When doing reporting or statistics with SQL, you better know your window functions. There are many of them, and few SQL developers know about them.
CUME_DIST() is one such function. We’ve recently re-discovered it on Stack Overflow. The following query yields two times the same result for
SELECT ename, CUME_DIST() OVER (ORDER BY ename) fraction1, ROWNUM / (MAX(ROWNUM) OVER()) fraction2 FROM emp ORDER BY ename
The above query then yields:
| ENAME | FRACTION1 | FRACTION2 | |--------|-----------|-----------| | ALLEN | 0.08 | 0.08 | | BLAKE | 0.17 | 0.17 | | CLARK | 0.25 | 0.25 | | FORD | 0.33 | 0.33 | | JAMES | 0.42 | 0.42 | | JONES | 0.5 | 0.5 | | KING | 0.58 | 0.58 | | MARTIN | 0.67 | 0.67 | | MILLER | 0.75 | 0.75 | | SMITH | 0.83 | 0.83 | | TURNER | 0.92 | 0.92 | | WARD | 1 | 1 |
… as can be seen in this SQLFiddle. In plain English, the
CUME_DIST() (or cumulative distribution) of a value within a group of values helps you see how far “advanced” a value is in the ordering of the whole result set – or of a partition thereof.
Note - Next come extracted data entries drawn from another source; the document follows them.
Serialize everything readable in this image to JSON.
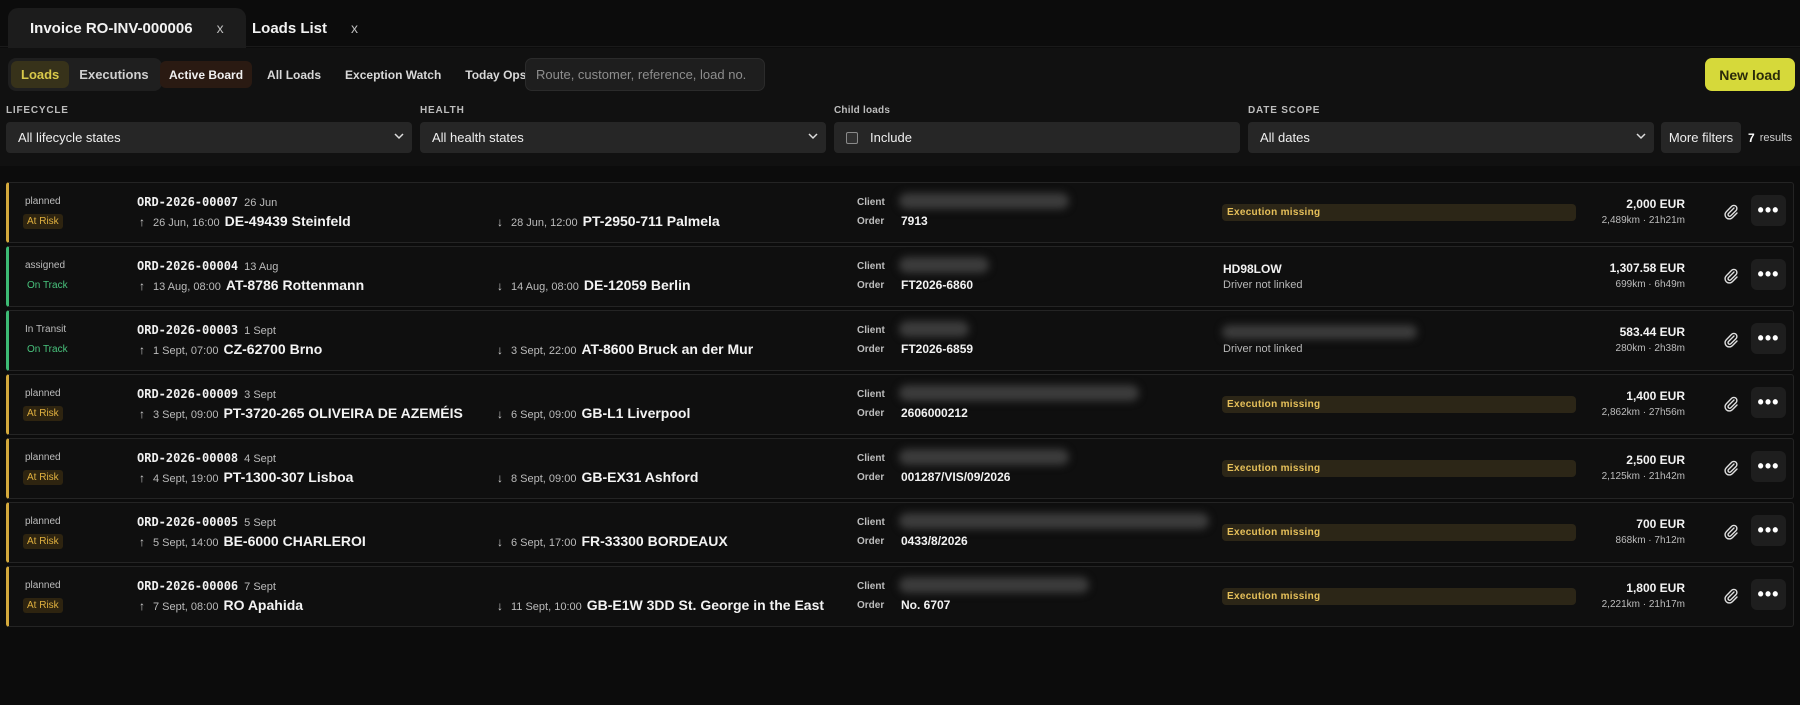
{
  "tabs": [
    {
      "label": "Invoice RO-INV-000006",
      "close": "x"
    },
    {
      "label": "Loads List",
      "close": "x"
    }
  ],
  "toolbar": {
    "segments": [
      "Loads",
      "Executions"
    ],
    "views": [
      "Active Board",
      "All Loads",
      "Exception Watch",
      "Today Ops"
    ],
    "search_placeholder": "Route, customer, reference, load no.",
    "new_load": "New load"
  },
  "filters": {
    "lifecycle_label": "LIFECYCLE",
    "lifecycle_value": "All lifecycle states",
    "health_label": "HEALTH",
    "health_value": "All health states",
    "child_label": "Child loads",
    "child_value": "Include",
    "date_label": "DATE SCOPE",
    "date_value": "All dates",
    "more_filters": "More filters",
    "result_count": "7",
    "result_text": "results"
  },
  "labels": {
    "client": "Client",
    "order": "Order"
  },
  "rows": [
    {
      "state": "planned",
      "health": "At Risk",
      "health_type": "risk",
      "id": "ORD-2026-00007",
      "date": "26 Jun",
      "from_time": "26 Jun, 16:00",
      "from": "DE-49439 Steinfeld",
      "to_time": "28 Jun, 12:00",
      "to": "PT-2950-711 Palmela",
      "order": "7913",
      "status": "Execution missing",
      "vehicle": "",
      "driver": "",
      "price": "2,000 EUR",
      "dist": "2,489km · 21h21m"
    },
    {
      "state": "assigned",
      "health": "On Track",
      "health_type": "ok",
      "id": "ORD-2026-00004",
      "date": "13 Aug",
      "from_time": "13 Aug, 08:00",
      "from": "AT-8786 Rottenmann",
      "to_time": "14 Aug, 08:00",
      "to": "DE-12059 Berlin",
      "order": "FT2026-6860",
      "status": "",
      "vehicle": "HD98LOW",
      "driver": "Driver not linked",
      "price": "1,307.58 EUR",
      "dist": "699km · 6h49m"
    },
    {
      "state": "In Transit",
      "health": "On Track",
      "health_type": "ok",
      "id": "ORD-2026-00003",
      "date": "1 Sept",
      "from_time": "1 Sept, 07:00",
      "from": "CZ-62700 Brno",
      "to_time": "3 Sept, 22:00",
      "to": "AT-8600 Bruck an der Mur",
      "order": "FT2026-6859",
      "status": "",
      "vehicle": "",
      "driver": "Driver not linked",
      "price": "583.44 EUR",
      "dist": "280km · 2h38m"
    },
    {
      "state": "planned",
      "health": "At Risk",
      "health_type": "risk",
      "id": "ORD-2026-00009",
      "date": "3 Sept",
      "from_time": "3 Sept, 09:00",
      "from": "PT-3720-265 OLIVEIRA DE AZEMÉIS",
      "to_time": "6 Sept, 09:00",
      "to": "GB-L1 Liverpool",
      "order": "2606000212",
      "status": "Execution missing",
      "vehicle": "",
      "driver": "",
      "price": "1,400 EUR",
      "dist": "2,862km · 27h56m"
    },
    {
      "state": "planned",
      "health": "At Risk",
      "health_type": "risk",
      "id": "ORD-2026-00008",
      "date": "4 Sept",
      "from_time": "4 Sept, 19:00",
      "from": "PT-1300-307 Lisboa",
      "to_time": "8 Sept, 09:00",
      "to": "GB-EX31 Ashford",
      "order": "001287/VIS/09/2026",
      "status": "Execution missing",
      "vehicle": "",
      "driver": "",
      "price": "2,500 EUR",
      "dist": "2,125km · 21h42m"
    },
    {
      "state": "planned",
      "health": "At Risk",
      "health_type": "risk",
      "id": "ORD-2026-00005",
      "date": "5 Sept",
      "from_time": "5 Sept, 14:00",
      "from": "BE-6000 CHARLEROI",
      "to_time": "6 Sept, 17:00",
      "to": "FR-33300 BORDEAUX",
      "order": "0433/8/2026",
      "status": "Execution missing",
      "vehicle": "",
      "driver": "",
      "price": "700 EUR",
      "dist": "868km · 7h12m"
    },
    {
      "state": "planned",
      "health": "At Risk",
      "health_type": "risk",
      "id": "ORD-2026-00006",
      "date": "7 Sept",
      "from_time": "7 Sept, 08:00",
      "from": "RO Apahida",
      "to_time": "11 Sept, 10:00",
      "to": "GB-E1W 3DD St. George in the East",
      "order": "No. 6707",
      "status": "Execution missing",
      "vehicle": "",
      "driver": "",
      "price": "1,800 EUR",
      "dist": "2,221km · 21h17m"
    }
  ],
  "colors": {
    "accent": "#d6d93a",
    "risk": "#d4a93c",
    "ok": "#3dbb74"
  }
}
The second expression using
ROWNUM informally explains this with an equivalent expression. The value is always strictly greater than zero and smaller or equal to 1:
0 < CUME_DIST() OVER(ORDER BY ename) <= 1
Note that Oracle (and the SQL standard) also support
CUME_DIST() as an “ordered aggregate function”, “ordered set function” or “hypothetical set function”:
SELECT ename, CUME_DIST(ename) WITHIN GROUP (ORDER BY ename) fraction FROM emp GROUP BY ename ORDER BY ename
The standard specifies the above as:
<hypothetical set function> ::= <rank function type> <left paren> <hypothetical set function value expression list> <right paren> <within group specification> <within group specification> ::= WITHIN GROUP <left paren> ORDER BY <sort specification list> <right paren>
jOOQ also supports the
cumeDist() window function, and the upcoming jOOQ 3.4 will also support the ordered aggregate function.
… and you, you should definitely make this nice function a part of your SQL vocabulary.